Чтобы разобраться в модели, рассмотрим приведенную ниже отображающую ее схему, хотя нам и не нужно вникать во все детали. Прежде всего, обратите внимание на то, что каждый блок включает два компонента: функциональное описание, выделенное жирным шрифтом, и соответствующую зону мозга, название которой заключено в кавычки. Стрелки указывают на движение нервных импульсов между ними. «Схема звуков речи» («speech sound map») вверху слева – это своего рода библиотека, набор кодов, соответствующих группам нейронов (clusters of neurons) и включающих все гласные и согласные звуки языка, которым мы пользуемся. Локализация – так называемая зона Брока, физически расположенная в одном из участков коры головного мозга. Повреждение этой зоны вызывает утрату речи, потому что жертва такой травмы не может считывать код, соответствующий фонеме, которую человек хотел бы произнести вслух.
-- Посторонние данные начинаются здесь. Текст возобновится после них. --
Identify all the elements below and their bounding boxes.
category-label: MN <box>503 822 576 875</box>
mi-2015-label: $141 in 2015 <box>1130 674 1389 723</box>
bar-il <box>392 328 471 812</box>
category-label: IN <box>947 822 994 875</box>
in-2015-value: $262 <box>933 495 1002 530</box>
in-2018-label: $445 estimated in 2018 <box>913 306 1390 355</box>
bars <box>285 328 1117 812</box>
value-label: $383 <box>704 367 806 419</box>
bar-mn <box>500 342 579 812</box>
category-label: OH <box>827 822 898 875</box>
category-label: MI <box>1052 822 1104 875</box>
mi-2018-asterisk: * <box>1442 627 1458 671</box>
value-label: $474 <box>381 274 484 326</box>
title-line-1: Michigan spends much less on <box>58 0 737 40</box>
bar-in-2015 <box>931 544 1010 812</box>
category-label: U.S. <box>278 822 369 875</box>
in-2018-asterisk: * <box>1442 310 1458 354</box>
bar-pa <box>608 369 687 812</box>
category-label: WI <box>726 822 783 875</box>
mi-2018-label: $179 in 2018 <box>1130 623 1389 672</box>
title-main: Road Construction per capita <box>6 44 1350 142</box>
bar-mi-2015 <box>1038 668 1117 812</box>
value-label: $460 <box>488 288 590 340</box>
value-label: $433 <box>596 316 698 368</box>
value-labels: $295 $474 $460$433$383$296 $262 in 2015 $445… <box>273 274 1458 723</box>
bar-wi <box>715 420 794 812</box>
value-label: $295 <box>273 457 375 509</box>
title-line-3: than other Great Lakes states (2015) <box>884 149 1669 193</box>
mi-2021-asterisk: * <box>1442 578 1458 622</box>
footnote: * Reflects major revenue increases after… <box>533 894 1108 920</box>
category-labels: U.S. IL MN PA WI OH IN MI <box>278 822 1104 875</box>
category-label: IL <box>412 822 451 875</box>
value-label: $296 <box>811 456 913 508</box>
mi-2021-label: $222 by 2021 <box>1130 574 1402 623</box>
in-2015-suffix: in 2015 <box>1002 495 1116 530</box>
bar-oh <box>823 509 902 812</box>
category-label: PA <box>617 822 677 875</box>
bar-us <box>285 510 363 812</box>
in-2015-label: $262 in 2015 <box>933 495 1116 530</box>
Нейроны, расположенные в этой области, посылают сигналы в двигательную зону коры (блок снизу слева). Последняя содержит набор (библиотеку) определенных репрезентаций, назначение которых – приводить в движение язык и челюсти для воспроизведения тех или иных звуков. Когда человек хочет произнести «л-л-л» (как, например, в слове «дл-л-линный»), именно из этой части мозга и исходит сигнал, заставляющий язык вытянуться вперед и коснуться верхней части передних зубов. При повреждении двигательной зоны коры возникает дизартрия (dysarthria) – расстройство, при котором человек не может совершать губами и языком необходимые артикулирующие движения, хотя мозг в целом прекрасно знает, что именно нужно произнести.